A repercussão geral sobre a constitucionalidade da incidência de ISS nos contratos de franquias, o Tema 300, foi reconhecida em 2010 pelo Supremo. O leading case, Recurso Extraordinário 603.015 de relatoria do ministro Gilmar Mendes, se refere à ação de uma empresa de fast food contra o município do Rio de Janeiro.

Cobrança em xeque
O principal argumento contra a incidência de ISS se baseia na natureza híbrida dos contratos, que prevê várias atividades além da prestação de serviços. Embora a Advocacia Geral da União alegue que esse é o elemento preponderante da relação jurídica das franquias postais, o entendimento é que não se deve fragmentar o contrato para definir a cobrança. O Código Tributário Nacional ainda prevê, no artigo 110, a impossibilidade da legislação tributária mudar definições ou alcances de conceitos e institutos fixados pela Constituição Federal, constituições dos estados ou leis orgânicas.

“Deve ser usado o mesmo princípio da proibição da cobrança de ISS sobre locação de bens móveis”, argumenta o especialista Felipe Frossard Romano, sócio do escritório KBM Advogados. A Súmula Vinculante 31, do STF, de 2010, define como inconstitucional a incidência de ISS para aluguel de bens móveis. O tribunal reconheceu que nesses casos havia obrigação de dar ou entregar, e não de fazer, o que exclui a hipótese de prestação de serviço. Outro ponto, para o advogado, é que a oferta de serviço pressupõe atividade humana, o que não acontece na relação entre franqueadora e franqueado.

A advogada Maria Rita Lunardelli também destaca que para as agências postais não é cabível a cobrança de ISS sobre a remuneração paga pelas franquias pelo direito de uso da marca. “Nos Correios há uma espécie de modelo inverso. A agência franqueada não paga royalties à dona da marca, mas recebe comissão da ECT”. O contrato das franquias postais também não se enquadraria na representação comercial pela falta de autonomia de trabalho das agenciadas.

O diretor jurídico da Associação Brasileira de Franchising no Rio de Janeiro, Daniel Gudiño, também acredita que não deve haver incidência de ISS sobre qualquer tipo de franquia. “Nesses casos sobressai a obrigação de dar. A prestação de serviço, portanto, envolve mais a licença do uso de marca e manter o padrão de qualidade estabelecido por ela”, afirma. Ele discorda, no entanto, sobre o afastamento de cobrança sobre a coleta postal feita por agências franqueadas.
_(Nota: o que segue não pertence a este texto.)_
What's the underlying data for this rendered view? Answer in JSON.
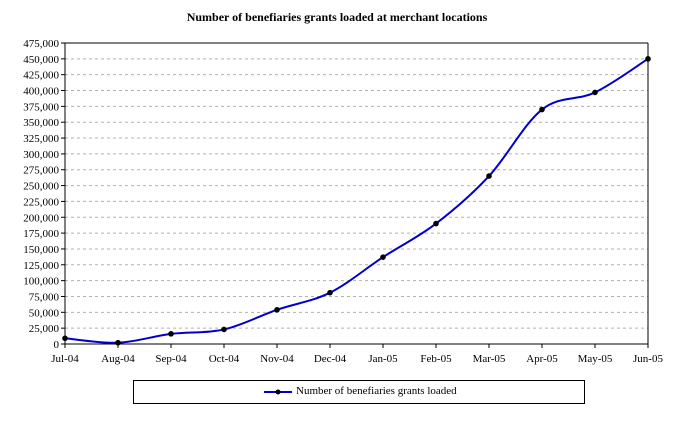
{
  "chart_data": {
    "type": "line",
    "title": "Number of benefiaries grants loaded at merchant locations",
    "xlabel": "",
    "ylabel": "",
    "categories": [
      "Jul-04",
      "Aug-04",
      "Sep-04",
      "Oct-04",
      "Nov-04",
      "Dec-04",
      "Jan-05",
      "Feb-05",
      "Mar-05",
      "Apr-05",
      "May-05",
      "Jun-05"
    ],
    "series": [
      {
        "name": "Number of benefiaries grants loaded",
        "values": [
          9000,
          2000,
          16000,
          23000,
          54000,
          81000,
          137000,
          190000,
          265000,
          370000,
          397000,
          450000
        ]
      }
    ],
    "ylim": [
      0,
      475000
    ],
    "y_ticks": [
      "0",
      "25,000",
      "50,000",
      "75,000",
      "100,000",
      "125,000",
      "150,000",
      "175,000",
      "200,000",
      "225,000",
      "250,000",
      "275,000",
      "300,000",
      "325,000",
      "350,000",
      "375,000",
      "400,000",
      "425,000",
      "450,000",
      "475,000"
    ],
    "grid": true,
    "legend_position": "bottom",
    "line_color": "#0000cc",
    "marker_color": "#000000"
  }
}
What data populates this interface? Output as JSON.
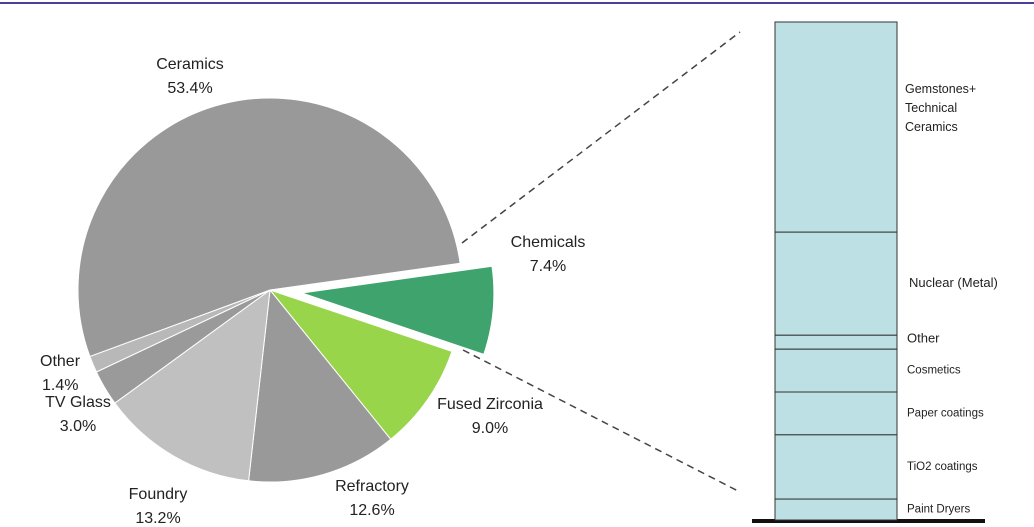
{
  "chart_data": [
    {
      "type": "pie",
      "categories": [
        "Chemicals",
        "Fused Zirconia",
        "Refractory",
        "Foundry",
        "TV Glass",
        "Other",
        "Ceramics"
      ],
      "values": [
        7.4,
        9.0,
        12.6,
        13.2,
        3.0,
        1.4,
        53.4
      ],
      "value_labels": [
        "7.4%",
        "9.0%",
        "12.6%",
        "13.2%",
        "3.0%",
        "1.4%",
        "53.4%"
      ],
      "colors": [
        "#3fa36d",
        "#99d54b",
        "#999999",
        "#c0c0c0",
        "#9a9a9a",
        "#b8b8b8",
        "#999999"
      ]
    },
    {
      "type": "stacked_bar",
      "categories": [
        "Gemstones+ Technical Ceramics",
        "Nuclear (Metal)",
        "Other",
        "Cosmetics",
        "Paper coatings",
        "TiO2 coatings",
        "Paint Dryers"
      ],
      "values": [
        42.2,
        20.7,
        2.8,
        8.6,
        8.6,
        12.9,
        4.2
      ],
      "color": "#bde0e5"
    }
  ]
}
Gudiño menciona um parecer da Procuradoria-Geral da República, que recomenda o parcial provimento para a ADI proposta pela Anafpost. O documento reitera que o núcleo do contrato de franquia não compreende prestação de serviço, mas o uso da marca e de know-how. Dessa forma, o legislador da LC 116/2003 teria extrapolado as competências constitucionais ao incluir as franquias na lista de passíveis de cobrança de ISS. O Superior Tribunal de Justiça, diz o parecer, tem entendimento favorável a não cobrar o imposto para empresas franqueadas.

Por outro lado, a PGR reconhece obrigação de fazer no serviço de coleta postal. “A hipótese da incidência não é a relação contratual estabelecida entre a agência e a ECT, mas sim as atividades de coleta, remessa ou entrega de bens, independentemente do sujeito que as desempenhe”, aponta o relatório, assinado pelo procurador-geral da República, Roberto Gurgel. Desse modo, as agências franqueadas não são responsáveis pelo serviço público postal, mas são coadjuvantes na operacionalização do trabalho e sujeitas ao pagamento do tributo.